Content distribution network Cloudflare has reported mitigating the largest distributed denial-of-service (DDoS) attack seen to date.
The attack by unknown perpetrators, observed in September, was part of a bigger campaign of more than 100 attacks that constantly exceeded three terabits per second (Tbps) and peaked at 3.8 Tbps, the highest value for a network layer DDoS attack that has been publicly reported.
“We have observed this attack campaign targeting multiple customers in the financial services, internet, and telecommunication industries, among others,” Cloudflare said. “This attack campaign targets bandwidth saturation as well as resource exhaustion of in-line applications and devices.”
Cloudflare described the September attacks as hyper-volumetric, meaning the attackers were focused on the number, or volume, of packets being sent rather than their size. They also said they were Layer 3 and Layer 4 attacks that primarily targeted one specific UDP port.
In the Open Systems Interconnection (OSI) model, Layer 3 refers to the network layer — the core IP stack — and Layer 4 to the transport layer, which covers data transmission protocols such as transmission control protocol (TCP) and user datagram protocol (UDP).

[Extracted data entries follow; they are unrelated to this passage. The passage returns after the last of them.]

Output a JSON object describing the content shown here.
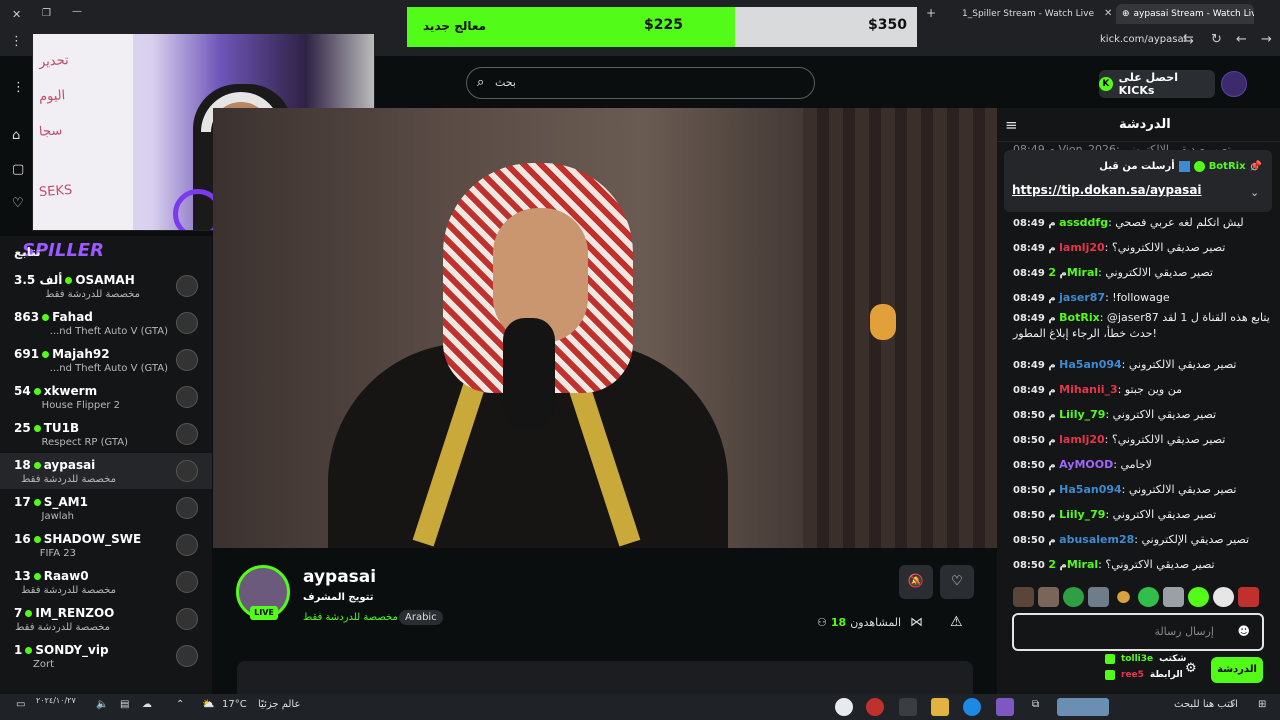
{
  "browser": {
    "tabs": [
      {
        "label": "1_Spiller Stream - Watch Live on",
        "active": false
      },
      {
        "label": "aypasai Stream - Watch Live",
        "active": true
      }
    ],
    "address": "kick.com/aypasai",
    "new_tab": "+"
  },
  "goal_bar": {
    "label": "معالج جديد",
    "current": "$225",
    "goal": "$350",
    "progress": 0.643
  },
  "search": {
    "placeholder": "بحث"
  },
  "header": {
    "kicks_label": "احصل على KICKs"
  },
  "sidebar": {
    "following_label": "تتابع",
    "overlay_text": "SPILLER",
    "channels": [
      {
        "count": "3.5 ألف",
        "name": "OSAMAH",
        "game": "مخصصة للدردشة فقط",
        "selected": false
      },
      {
        "count": "863",
        "name": "Fahad",
        "game": "...nd Theft Auto V (GTA)",
        "selected": false
      },
      {
        "count": "691",
        "name": "Majah92",
        "game": "...nd Theft Auto V (GTA)",
        "selected": false
      },
      {
        "count": "54",
        "name": "xkwerm",
        "game": "House Flipper 2",
        "selected": false
      },
      {
        "count": "25",
        "name": "TU1B",
        "game": "Respect RP (GTA)",
        "selected": false
      },
      {
        "count": "18",
        "name": "aypasai",
        "game": "مخصصة للدردشة فقط",
        "selected": true
      },
      {
        "count": "17",
        "name": "S_AM1",
        "game": "Jawlah",
        "selected": false
      },
      {
        "count": "16",
        "name": "SHADOW_SWE",
        "game": "FIFA 23",
        "selected": false
      },
      {
        "count": "13",
        "name": "Raaw0",
        "game": "مخصصة للدردشة فقط",
        "selected": false
      },
      {
        "count": "7",
        "name": "IM_RENZOO",
        "game": "مخصصة للدردشة فقط",
        "selected": false
      },
      {
        "count": "1",
        "name": "SONDY_vip",
        "game": "Zort",
        "selected": false
      }
    ]
  },
  "stream": {
    "name": "aypasai",
    "title": "تتويج المشرف",
    "category": "مخصصة للدردشة فقط",
    "tag": "Arabic",
    "live_label": "LIVE",
    "viewers_label": "المشاهدون",
    "viewers_count": "18"
  },
  "chat": {
    "title": "الدردشة",
    "pinned": {
      "by_label": "أرسلت من قبل",
      "bot_name": "BotRix",
      "link": "https://tip.dokan.sa/aypasai"
    },
    "messages": [
      {
        "time": "08:49 م",
        "user": "assddfg",
        "color": "#53fc18",
        "text": "ليش اتكلم لغه عربي فصحي"
      },
      {
        "time": "08:49 م",
        "user": "lamlj20",
        "color": "#e8344b",
        "text": "تصير صديقي الالكتروني؟"
      },
      {
        "time": "08:49 م",
        "user": "2Miral",
        "color": "#53fc18",
        "text": "تصير صديقي الالكتروني"
      },
      {
        "time": "08:49 م",
        "user": "jaser87",
        "color": "#3d8bd3",
        "text": "!followage"
      },
      {
        "time": "08:49 م",
        "user": "BotRix",
        "color": "#53fc18",
        "text": "@jaser87 يتابع هذه القناة ل 1 لقد حدث خطأ، الرجاء إبلاغ المطور!"
      },
      {
        "time": "08:49 م",
        "user": "Ha5an094",
        "color": "#3d8bd3",
        "text": "تصير صديقي الالكتروني"
      },
      {
        "time": "08:49 م",
        "user": "Mihanii_3",
        "color": "#e8344b",
        "text": "من وين جبتو"
      },
      {
        "time": "08:50 م",
        "user": "Liily_79",
        "color": "#53fc18",
        "text": "تصير صديقي الاكتروني"
      },
      {
        "time": "08:50 م",
        "user": "lamlj20",
        "color": "#e8344b",
        "text": "تصير صديقي الالكتروني؟"
      },
      {
        "time": "08:50 م",
        "user": "AyMOOD",
        "color": "#a066ff",
        "text": "لاجامي"
      },
      {
        "time": "08:50 م",
        "user": "Ha5an094",
        "color": "#3d8bd3",
        "text": "تصير صديقي الالكتروني"
      },
      {
        "time": "08:50 م",
        "user": "Liily_79",
        "color": "#53fc18",
        "text": "تصير صديقي الاكتروني"
      },
      {
        "time": "08:50 م",
        "user": "abusalem28",
        "color": "#3d8bd3",
        "text": "تصير صديقي الإلكتروني"
      },
      {
        "time": "08:50 م",
        "user": "2Miral",
        "color": "#53fc18",
        "text": "تصير صديقي الاكتروني؟"
      }
    ],
    "input_placeholder": "إرسال رسالة",
    "send_button": "الدردشة",
    "bot_items": [
      {
        "label": "شكتب",
        "name": "tolli3e"
      },
      {
        "label": "الرابطة",
        "name": "ree5"
      }
    ]
  },
  "taskbar": {
    "weather": "17°C",
    "weather_text": "عالم جزئيًا",
    "search_placeholder": "اكتب هنا للبحث",
    "date": "٢٠٢٤/١٠/٢٧"
  }
}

Most other communication protocols such as HTTP, FTP, and IMAP encapsulate their messages into UDP or TCP packets. These are known as application layer protocols, or Layer 7 in the OSI model.
DDoS attacks are also categorized as using this model in network layer attacks (L3/L4) and application layer attacks (L7), exploiting features of the application protocols. The volume of network layer attacks is expressed in either packets per second or the bandwidth consumed in megabits, gigabits, or terabits per second. Application layer attacks are usually expressed in requests per second (rps).
Many of the L3/L4 attacks seen by Cloudflare in September exceeded two billion packets per second (Bpps) and three terabits per second (Tbps) and originated from both compromised web servers and IoT devices such as MikroTik routers and digital video recorders (DVRs). The biggest number of devices sending the rogue traffic were located in Vietnam, Russia, Brazil, Spain, and the US.
The number of packets received by a system can saturate its CPU resources because processing every single packet and reading its header to determine to which interface or service to send it consumes some CPU cycles.
If all available CPU resources are busy processing an unusually large number of bad packets, legitimate packets will be dropped, leading to a denial-of-service condition. Similarly, if the generated bandwidth exceeds the ingress bandwidth available to the target, legitimate traffic will no longer reach the system.
“Defending against attacks that can saturate network bandwidth can be difficult because there is very little that can be done if you are on the downstream side of the saturated pipe,” the Cloudflare researchers said.
“There are really only a few choices: you can get a bigger pipe, you can potentially find a way to move the good traffic to a new pipe that isn’t saturated, or you can hopefully ask the upstream side of the pipe to stop sending some or all of the data into the pipe.”
As the number of vulnerable or poorly secured IoT devices connected to the internet keeps growing, so does the size of DDoS attacks. The more devices that can be enslaved as part of IoT botnets, the more packets per second and bandwidth can be generated. This can further be combined with reflection and amplification techniques that certain protocols allow.
In 2016, one of the internet’s first IoT botnets, called Mirai, was responsible for an attack against French cloud computing company OVH that peaked at 620 Gbps, making it the biggest DDoS attack recorded until then. That was a sign of things to come.
As companies started moving their infrastructure to the cloud and as the number of IoT botnets replicating Mirai increased, so did the size of DDoS attacks. In 2018, the GitHub repository was the target of a 1.3 Tbps DDoS attack, while in 2020 AWS mitigated an attack that peaked at 2.3 Tbps. In 2021, Microsoft Azure was targeted by a DDoS attack peaking at 3.47 Tbps.
“Many cloud services with insufficient capacity, as well as the use of on-premise equipment, are not sufficient to defend against DDoS attacks of this size, since the high bandwidth utilization that can clog up Internet links and due to the high packet rate that can crash in-line appliances,” the Cloudflare team said.
“Organizations are advised to protect their internet properties with an in-line, always-on, automated DDoS protection service with sufficient global coverage and capacity to absorb and mitigate these hyper-volumetric attacks alongside peak legitimate traffic — whilst avoiding impact to user experience and performance.”